Trish @infinebalance says
I think apple sauce would be a perfect sub for the banana. You could also just skip the banana altogether. These are very moist muffins. The banana helps stick them together, or add a T of ground flax of chia seeds.
Let me know how they turn out!
Erin @ Dinners, Dishes and Desserts says
I am a huge muffin fan, and these look wonderful. Sorry to hear that cancer has touched your life so profoundly!
Aman says
Omg I am in love with your blog!! So glad I came across it! I'm all about healthy life style too.

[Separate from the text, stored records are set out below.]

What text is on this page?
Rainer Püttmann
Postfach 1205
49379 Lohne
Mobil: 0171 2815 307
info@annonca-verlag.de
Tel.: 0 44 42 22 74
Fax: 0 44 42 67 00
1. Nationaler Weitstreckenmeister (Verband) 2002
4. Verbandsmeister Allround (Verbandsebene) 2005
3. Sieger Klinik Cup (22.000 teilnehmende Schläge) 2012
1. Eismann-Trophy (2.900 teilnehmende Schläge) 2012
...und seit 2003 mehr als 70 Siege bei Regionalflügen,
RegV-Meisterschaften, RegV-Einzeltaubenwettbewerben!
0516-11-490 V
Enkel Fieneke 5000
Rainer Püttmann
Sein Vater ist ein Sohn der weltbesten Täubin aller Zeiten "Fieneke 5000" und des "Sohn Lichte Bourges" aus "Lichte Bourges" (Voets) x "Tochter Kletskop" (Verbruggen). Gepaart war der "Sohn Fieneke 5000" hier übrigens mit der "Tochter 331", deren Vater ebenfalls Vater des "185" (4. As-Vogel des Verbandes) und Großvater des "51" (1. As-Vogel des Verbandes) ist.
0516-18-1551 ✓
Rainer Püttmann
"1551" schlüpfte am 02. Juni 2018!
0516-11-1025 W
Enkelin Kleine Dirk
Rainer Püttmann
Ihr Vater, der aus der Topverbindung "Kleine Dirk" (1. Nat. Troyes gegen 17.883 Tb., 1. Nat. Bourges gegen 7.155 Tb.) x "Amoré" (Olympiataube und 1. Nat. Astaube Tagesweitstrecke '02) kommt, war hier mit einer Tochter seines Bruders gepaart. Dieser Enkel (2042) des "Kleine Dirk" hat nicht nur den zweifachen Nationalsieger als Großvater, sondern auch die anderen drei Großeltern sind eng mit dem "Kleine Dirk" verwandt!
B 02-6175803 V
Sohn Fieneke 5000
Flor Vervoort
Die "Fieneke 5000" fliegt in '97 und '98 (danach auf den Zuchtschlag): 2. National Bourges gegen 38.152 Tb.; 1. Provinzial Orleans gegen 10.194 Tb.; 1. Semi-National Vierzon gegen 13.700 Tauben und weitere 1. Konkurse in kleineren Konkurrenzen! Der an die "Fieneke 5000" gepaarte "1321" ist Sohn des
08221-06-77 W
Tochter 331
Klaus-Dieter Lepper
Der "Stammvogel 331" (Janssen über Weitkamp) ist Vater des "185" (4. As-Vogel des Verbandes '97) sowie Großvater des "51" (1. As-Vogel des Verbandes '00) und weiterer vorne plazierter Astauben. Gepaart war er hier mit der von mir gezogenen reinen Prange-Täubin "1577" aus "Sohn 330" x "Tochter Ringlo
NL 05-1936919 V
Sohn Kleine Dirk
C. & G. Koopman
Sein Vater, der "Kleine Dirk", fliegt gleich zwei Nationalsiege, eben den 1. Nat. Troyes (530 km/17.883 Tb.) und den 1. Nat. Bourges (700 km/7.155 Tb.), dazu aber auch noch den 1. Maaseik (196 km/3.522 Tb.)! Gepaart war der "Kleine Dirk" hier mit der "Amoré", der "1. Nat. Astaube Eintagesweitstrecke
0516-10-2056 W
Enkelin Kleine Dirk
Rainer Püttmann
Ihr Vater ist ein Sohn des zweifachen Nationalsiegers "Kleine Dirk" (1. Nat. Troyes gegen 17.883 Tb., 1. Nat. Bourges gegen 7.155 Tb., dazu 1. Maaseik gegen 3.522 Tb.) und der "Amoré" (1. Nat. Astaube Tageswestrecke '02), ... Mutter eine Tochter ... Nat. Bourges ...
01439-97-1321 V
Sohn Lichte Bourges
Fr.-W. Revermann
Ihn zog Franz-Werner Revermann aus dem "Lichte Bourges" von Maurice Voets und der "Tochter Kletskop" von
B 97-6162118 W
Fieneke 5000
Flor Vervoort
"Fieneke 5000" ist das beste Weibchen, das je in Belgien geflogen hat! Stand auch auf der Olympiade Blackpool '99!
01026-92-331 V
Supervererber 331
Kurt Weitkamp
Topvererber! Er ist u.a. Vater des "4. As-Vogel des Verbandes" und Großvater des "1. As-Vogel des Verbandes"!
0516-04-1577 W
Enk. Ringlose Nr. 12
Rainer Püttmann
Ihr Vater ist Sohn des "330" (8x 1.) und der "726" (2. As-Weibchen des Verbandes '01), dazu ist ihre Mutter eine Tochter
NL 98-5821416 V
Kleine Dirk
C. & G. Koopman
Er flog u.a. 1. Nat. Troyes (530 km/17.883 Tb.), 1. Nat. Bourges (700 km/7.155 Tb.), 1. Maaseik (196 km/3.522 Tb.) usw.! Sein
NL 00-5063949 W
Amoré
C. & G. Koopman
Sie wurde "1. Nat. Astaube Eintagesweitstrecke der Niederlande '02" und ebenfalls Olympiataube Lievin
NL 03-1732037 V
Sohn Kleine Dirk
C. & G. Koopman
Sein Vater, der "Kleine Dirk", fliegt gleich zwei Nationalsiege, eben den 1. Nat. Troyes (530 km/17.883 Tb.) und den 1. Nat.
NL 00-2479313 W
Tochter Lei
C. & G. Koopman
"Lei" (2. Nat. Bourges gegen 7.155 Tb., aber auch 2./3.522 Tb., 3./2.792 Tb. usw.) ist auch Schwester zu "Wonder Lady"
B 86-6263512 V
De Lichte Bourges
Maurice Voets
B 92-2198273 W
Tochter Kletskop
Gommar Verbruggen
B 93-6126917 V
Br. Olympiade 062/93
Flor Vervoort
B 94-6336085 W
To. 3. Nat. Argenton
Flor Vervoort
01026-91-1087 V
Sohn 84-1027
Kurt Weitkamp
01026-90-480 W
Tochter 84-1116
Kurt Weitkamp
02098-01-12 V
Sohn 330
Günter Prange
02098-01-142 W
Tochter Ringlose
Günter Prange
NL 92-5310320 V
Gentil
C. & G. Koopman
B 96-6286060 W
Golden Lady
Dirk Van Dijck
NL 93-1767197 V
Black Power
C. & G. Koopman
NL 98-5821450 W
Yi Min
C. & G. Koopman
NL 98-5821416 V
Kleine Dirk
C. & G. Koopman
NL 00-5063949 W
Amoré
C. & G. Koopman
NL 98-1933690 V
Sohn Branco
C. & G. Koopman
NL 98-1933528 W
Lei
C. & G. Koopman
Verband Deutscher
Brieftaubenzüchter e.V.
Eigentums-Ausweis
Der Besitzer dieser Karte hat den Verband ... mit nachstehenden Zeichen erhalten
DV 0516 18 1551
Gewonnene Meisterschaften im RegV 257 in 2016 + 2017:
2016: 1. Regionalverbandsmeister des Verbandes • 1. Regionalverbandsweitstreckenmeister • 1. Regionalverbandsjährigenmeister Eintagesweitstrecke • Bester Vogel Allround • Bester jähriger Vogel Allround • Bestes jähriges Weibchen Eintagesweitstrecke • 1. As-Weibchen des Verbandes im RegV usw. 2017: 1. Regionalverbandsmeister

I followed you, thank you so much for sharing your recipes and everything else you post!!
Much love, Aman xx
Jen @JuanitasCocina says
I adore these gorgeous muffins! Thank you so much for joining us in this very important cause!
Trish @infinebalance says
Thanks Jen! The event was a success. Thanks for having me 🙂
Anthony says
The muffins look amazing!!! What are replacer eggs? Are they vegan?
Thanks
As
Trish says
Yes. Egg replacer is vegan. It is basically made from various starches and binds the way eggs do in baked goods. There are a couple of brands out there Ener-G eggs or Bobs Redmill are both good brands. You could also use ground flaxseed mixed with water. (My preferred method these days) 1 tablespoon ground flax + 3 Tablespoons water = 1 egg.